Journal of Immunology | 2011
Kevin S. Goudy; Mark C. Johnson; Alaina L. Garland; Chengwen Li; R. Jude Samulski; Bo Wang; Roland Tisch
IL-2 and TGF-β1 play key roles in the immunobiology of Foxp3-expressing CD25+CD4+ T cells (Foxp3+Treg). Administration of these cytokines offers an appealing approach to manipulate the Foxp3+Treg pool and treat T cell-mediated autoimmunity such as type 1 diabetes. However, efficacy of cytokine treatment is dependent on the mode of application, and the potent pleiotropic effects of cytokines like IL-2 may lead to severe side effects.
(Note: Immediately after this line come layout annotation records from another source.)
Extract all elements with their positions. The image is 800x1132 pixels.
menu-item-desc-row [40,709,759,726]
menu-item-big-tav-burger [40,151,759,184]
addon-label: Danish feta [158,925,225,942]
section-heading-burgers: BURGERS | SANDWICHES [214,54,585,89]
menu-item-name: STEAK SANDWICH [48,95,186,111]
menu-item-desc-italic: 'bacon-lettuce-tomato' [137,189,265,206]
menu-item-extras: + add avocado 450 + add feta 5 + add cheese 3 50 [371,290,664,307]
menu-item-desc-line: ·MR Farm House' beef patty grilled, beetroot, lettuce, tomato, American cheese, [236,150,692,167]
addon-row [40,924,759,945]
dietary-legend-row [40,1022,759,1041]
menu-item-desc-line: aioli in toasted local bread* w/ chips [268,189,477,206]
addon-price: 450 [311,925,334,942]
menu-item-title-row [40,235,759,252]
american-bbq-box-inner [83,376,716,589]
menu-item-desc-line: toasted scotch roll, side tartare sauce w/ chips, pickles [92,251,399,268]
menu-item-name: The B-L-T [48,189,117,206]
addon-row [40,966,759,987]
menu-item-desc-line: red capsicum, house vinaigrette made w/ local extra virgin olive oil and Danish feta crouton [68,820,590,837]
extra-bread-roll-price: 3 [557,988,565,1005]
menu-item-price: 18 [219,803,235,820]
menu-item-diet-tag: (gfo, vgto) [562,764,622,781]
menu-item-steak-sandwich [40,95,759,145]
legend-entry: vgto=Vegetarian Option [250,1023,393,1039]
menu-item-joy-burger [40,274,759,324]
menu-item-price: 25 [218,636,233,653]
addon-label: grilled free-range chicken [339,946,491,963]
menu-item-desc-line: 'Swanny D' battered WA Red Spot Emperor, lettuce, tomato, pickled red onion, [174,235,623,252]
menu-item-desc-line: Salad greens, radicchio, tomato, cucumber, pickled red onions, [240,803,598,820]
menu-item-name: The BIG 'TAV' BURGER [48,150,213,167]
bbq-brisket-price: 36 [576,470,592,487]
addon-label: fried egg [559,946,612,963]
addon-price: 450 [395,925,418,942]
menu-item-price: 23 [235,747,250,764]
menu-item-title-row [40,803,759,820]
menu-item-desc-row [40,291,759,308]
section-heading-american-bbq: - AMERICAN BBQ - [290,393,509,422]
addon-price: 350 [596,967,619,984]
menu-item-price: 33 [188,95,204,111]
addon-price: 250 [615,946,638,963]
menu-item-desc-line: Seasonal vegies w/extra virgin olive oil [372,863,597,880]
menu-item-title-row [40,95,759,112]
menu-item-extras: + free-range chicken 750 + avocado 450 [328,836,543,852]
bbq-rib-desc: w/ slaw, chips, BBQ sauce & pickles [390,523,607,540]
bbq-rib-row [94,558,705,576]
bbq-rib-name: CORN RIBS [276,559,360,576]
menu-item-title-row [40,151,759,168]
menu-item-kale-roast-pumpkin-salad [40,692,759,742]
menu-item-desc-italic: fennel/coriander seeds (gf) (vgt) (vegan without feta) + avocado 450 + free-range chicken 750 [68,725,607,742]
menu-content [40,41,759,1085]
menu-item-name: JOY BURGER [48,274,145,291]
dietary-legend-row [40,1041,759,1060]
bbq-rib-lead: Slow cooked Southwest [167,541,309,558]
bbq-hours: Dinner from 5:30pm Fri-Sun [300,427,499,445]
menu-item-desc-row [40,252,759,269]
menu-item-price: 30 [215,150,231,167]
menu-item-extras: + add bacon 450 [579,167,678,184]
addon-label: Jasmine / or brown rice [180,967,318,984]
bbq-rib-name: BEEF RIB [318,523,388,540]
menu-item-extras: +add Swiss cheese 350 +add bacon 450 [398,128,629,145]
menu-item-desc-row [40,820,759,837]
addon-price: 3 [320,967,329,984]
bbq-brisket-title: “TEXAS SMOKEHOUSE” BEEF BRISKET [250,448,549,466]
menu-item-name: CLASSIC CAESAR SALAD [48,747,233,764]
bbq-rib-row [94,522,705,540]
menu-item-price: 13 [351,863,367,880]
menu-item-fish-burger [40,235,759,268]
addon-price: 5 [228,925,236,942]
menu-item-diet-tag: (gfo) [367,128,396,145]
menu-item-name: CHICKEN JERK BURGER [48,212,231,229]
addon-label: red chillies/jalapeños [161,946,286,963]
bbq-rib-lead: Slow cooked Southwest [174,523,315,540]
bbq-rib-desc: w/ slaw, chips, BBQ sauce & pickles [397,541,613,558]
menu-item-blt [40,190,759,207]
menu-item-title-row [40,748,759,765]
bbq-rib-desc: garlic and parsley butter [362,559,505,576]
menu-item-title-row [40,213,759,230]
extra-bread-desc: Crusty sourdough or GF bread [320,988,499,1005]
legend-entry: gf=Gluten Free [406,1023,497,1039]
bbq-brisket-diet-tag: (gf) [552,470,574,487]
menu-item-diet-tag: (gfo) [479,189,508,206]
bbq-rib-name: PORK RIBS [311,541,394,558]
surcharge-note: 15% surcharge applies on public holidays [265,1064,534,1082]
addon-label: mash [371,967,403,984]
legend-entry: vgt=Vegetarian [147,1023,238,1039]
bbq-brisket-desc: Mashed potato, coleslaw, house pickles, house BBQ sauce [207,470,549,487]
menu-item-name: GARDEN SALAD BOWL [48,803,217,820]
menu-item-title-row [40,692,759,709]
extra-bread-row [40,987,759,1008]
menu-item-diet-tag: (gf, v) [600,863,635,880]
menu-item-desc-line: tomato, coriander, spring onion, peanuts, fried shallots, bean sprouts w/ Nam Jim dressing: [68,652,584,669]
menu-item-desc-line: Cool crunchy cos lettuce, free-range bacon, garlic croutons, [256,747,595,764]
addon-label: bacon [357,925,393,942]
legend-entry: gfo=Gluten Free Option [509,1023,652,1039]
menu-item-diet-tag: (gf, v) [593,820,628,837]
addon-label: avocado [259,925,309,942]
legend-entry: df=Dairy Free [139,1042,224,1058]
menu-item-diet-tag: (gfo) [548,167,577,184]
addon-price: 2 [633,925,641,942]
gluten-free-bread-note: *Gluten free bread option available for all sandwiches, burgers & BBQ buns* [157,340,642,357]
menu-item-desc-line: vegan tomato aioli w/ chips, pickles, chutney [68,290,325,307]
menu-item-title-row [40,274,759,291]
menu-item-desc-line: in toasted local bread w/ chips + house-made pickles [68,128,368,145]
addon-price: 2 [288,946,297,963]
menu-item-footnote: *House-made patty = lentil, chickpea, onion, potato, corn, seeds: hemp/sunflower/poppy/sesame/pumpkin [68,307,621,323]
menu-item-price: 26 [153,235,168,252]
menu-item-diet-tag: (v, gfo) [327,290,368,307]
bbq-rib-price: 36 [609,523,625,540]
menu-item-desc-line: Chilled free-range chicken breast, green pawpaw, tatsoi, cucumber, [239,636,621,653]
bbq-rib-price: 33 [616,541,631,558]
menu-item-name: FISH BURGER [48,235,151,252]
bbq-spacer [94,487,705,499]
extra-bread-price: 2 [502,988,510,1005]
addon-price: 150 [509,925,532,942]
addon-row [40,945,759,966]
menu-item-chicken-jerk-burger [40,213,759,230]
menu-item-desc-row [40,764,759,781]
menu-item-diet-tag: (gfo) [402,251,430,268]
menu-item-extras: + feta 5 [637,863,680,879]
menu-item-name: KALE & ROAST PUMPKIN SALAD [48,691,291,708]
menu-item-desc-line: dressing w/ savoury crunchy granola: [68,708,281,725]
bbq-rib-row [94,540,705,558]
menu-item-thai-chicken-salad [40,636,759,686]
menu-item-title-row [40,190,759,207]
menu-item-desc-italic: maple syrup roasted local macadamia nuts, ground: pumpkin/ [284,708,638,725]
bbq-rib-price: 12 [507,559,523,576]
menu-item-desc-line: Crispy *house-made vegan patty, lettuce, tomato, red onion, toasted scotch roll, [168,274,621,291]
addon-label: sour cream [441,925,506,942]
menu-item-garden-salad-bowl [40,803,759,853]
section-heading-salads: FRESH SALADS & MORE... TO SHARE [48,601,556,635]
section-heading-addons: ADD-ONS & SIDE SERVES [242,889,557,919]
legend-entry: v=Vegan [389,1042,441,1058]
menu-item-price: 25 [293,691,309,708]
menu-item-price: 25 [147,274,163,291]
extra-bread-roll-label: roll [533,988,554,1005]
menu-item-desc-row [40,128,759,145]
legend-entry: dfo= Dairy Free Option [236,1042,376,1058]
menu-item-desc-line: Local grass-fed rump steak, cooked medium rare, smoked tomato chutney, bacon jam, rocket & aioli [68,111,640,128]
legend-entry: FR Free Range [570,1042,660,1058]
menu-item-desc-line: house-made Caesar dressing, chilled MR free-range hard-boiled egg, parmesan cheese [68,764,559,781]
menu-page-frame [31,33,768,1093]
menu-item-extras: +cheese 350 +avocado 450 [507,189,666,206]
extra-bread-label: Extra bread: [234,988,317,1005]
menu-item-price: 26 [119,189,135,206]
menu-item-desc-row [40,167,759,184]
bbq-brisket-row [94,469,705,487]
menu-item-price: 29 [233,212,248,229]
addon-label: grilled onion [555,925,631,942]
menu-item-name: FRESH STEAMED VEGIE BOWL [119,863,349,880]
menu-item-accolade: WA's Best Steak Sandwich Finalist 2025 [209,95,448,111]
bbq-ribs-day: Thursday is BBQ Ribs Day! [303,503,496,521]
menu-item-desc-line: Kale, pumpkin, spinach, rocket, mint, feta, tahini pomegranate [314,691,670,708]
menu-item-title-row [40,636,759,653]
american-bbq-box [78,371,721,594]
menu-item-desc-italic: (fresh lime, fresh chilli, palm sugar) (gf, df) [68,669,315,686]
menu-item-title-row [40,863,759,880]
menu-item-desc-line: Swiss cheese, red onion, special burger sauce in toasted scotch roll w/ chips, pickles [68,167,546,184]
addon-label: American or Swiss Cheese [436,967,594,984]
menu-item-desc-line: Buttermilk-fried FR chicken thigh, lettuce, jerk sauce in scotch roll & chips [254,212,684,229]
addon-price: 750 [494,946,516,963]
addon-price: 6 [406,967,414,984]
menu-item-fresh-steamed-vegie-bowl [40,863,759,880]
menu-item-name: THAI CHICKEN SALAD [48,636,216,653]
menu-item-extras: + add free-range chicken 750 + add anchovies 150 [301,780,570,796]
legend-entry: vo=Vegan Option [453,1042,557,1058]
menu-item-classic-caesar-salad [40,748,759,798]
In the current study, we used a gene therapy-based approach to assess the efficacy of recombinant adeno-associated virus vectors expressing inducible IL-2 or TGF-β1 transgenes to suppress ongoing β cell autoimmunity in NOD mice. Intramuscular vaccination of recombinant adeno-associated virus to 10-wk-old NOD female mice and a subsequent 3 wk induction of IL-2 was sufficient to prevent diabetes and block the progression of insulitis. Protection correlated with an increased frequency of Foxp3+Treg in the periphery as well as in the draining pancreatic lymph nodes and islets. IL-2 induced a shift in the ratio favoring Foxp3+Treg versus IFN-γ–expressing T cells infiltrating the islets. Induction of IL-2 had no systemic effect on the frequency or activational status of T cells and NK cells. Induction of TGF-β1 had no effect on the Foxp3+Treg pool or the progression of β cell autoimmunity despite induced systemic levels of activated TGF-β1 that were comparable to IL-2. These results demonstrate that inducible IL-2 gene therapy is an effective and safe approach to manipulate Foxp3+Treg and suppress T cell-mediated autoimmunity and that under the conditions employed, IL-2 is more potent than TGF-β1.